The second article, originally published in Australian Women’s Weekly in November 2015, was even more disturbing. It wasn’t a single anecdote, but a discussion about tween and teen behavior, peer pressure, and how the internet and social media influence behaviors. It discusses how sending nude or suggestive photos is commonplace among teens , how STDs are on the rise in the 13-19 year old set, and how kids don’t consider oral sex “actual” sex. Most troubling to me, the article related the ease with which boys can access pornography, and how that becomes their sex education and forms their expectations. In other words, they expect girls to look and perform like the women in the films they watch. Meaning Brazilian waxes and enjoying being treated roughly. Girls as young as 12. The thought of my daughters having those kinds of experiences makes me want to vomit and then lock them in their rooms until I’m dead, because only then will I cease to care about their well-being.

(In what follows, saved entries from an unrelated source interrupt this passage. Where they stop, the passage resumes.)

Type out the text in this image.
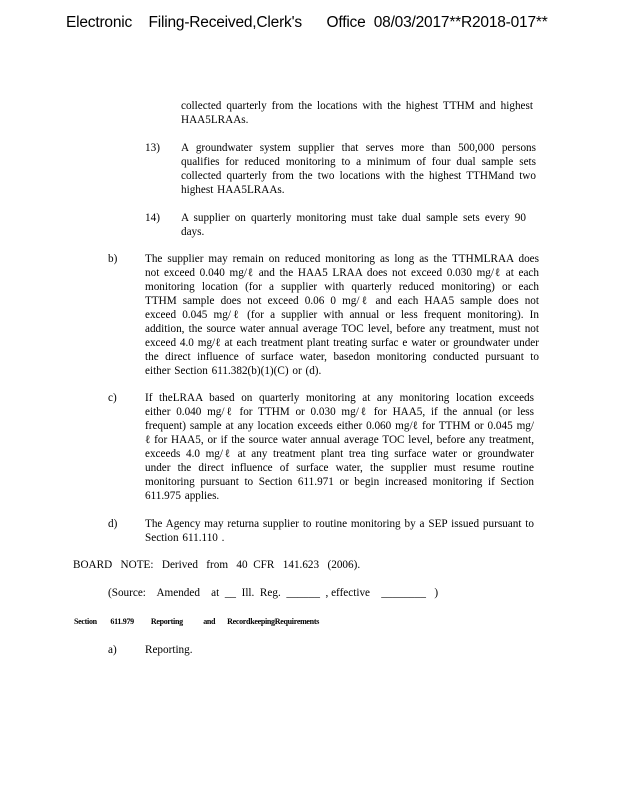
Electronic    Filing-Received,Clerk's      Office  08/03/2017**R2018-017**
collected quarterly from the locations with the highest TTHM and highest HAA5LRAAs.
13) A groundwater system supplier that serves more than 500,000 persons qualifies for reduced monitoring to a minimum of four dual sample sets collected quarterly from the two locations with the highest TTHMand two highest HAA5LRAAs.
14) A supplier on quarterly monitoring must take dual sample sets every 90 days.
b) The supplier may remain on reduced monitoring as long as the TTHMLRAA does not exceed 0.040 mg/ℓ and the HAA5 LRAA does not exceed 0.030 mg/ℓ at each monitoring location (for a supplier with quarterly reduced monitoring) or each TTHM sample does not exceed 0.06 0 mg/ℓ and each HAA5 sample does not exceed 0.045 mg/ℓ (for a supplier with annual or less frequent monitoring). In addition, the source water annual average TOC level, before any treatment, must not exceed 4.0 mg/ℓ at each treatment plant treating surfac e water or groundwater under the direct influence of surface water, basedon monitoring conducted pursuant to either Section 611.382(b)(1)(C) or (d).
c)	If theLRAA based on quarterly monitoring at any monitoring location exceeds either 0.040 mg/ℓ for TTHM or 0.030 mg/ℓ for HAA5, if the annual (or less frequent) sample at any location exceeds either 0.060 mg/ℓ for TTHM or 0.045 mg/ℓ for HAA5, or if the source water annual average TOC level, before any treatment, exceeds 4.0 mg/ℓ at any treatment plant trea ting surface water or groundwater under the direct influence of surface water, the supplier must resume routine monitoring pursuant to Section 611.971 or begin increased monitoring if Section 611.975 applies.
d) The Agency may returna supplier to routine monitoring by a SEP issued pursuant to Section 611.110 .
BOARD   NOTE:   Derived   from   40  CFR   141.623   (2006).
(Source:    Amended    at  __  Ill.  Reg.  ______  , effective    ________   )
Section        611.979          Reporting            and       RecordkeepingRequirements
a)	Reporting.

I sat my older girl down yesterday, and told her the story about the 12-year old girl, not leaving out any details. She looked horrified, and questioned repeatedly why both parties did what they did. I had to remember that she’s only 10, and not really interested in boys. Yet. I lacked the words to explain to her, in the way that she might understand, that adolescence can equal a lot of really dumb decisions, and that boys and girls who are seeking attention will sometimes throw all caution and common sense right out of the window. I know that this wide-eyed child of mine who says that kissing is the grossest thing on the planet has the potential to turn into a hormonal, boy-crazy teenager who will lie to my face about anything and everything. I did not mention the second article to her, because to be honest, I just don’t have the mental fortitude to have in-depth discussions about sex and sexuality with my daughters at the ages they are right now. I know that I will have to have those conversations, likely before I’m really ready to, but the conversations will need to happen, and I hope that we can have a healthy dialogue going throughout their teen years (I know, but let me delude myself that they will continue to talk to me about everything).
So yeah, this is stuff I totally didn’t want to talk or think about, like, ever. But I know I have to, and I’m putting it out there so perhaps it will motivate you to have any discussions you may have been putting off. It’s important, this growing up business, and I’m hoping like hell that I will keep my eyes and ears open and that I will help usher them to adulthood without any of us making any horrendous mistakes.
But for the moment, allow me, and them, to enjoy these fleeting moments of their childhoods. And baby pandas. Because who doesn’t love pandas?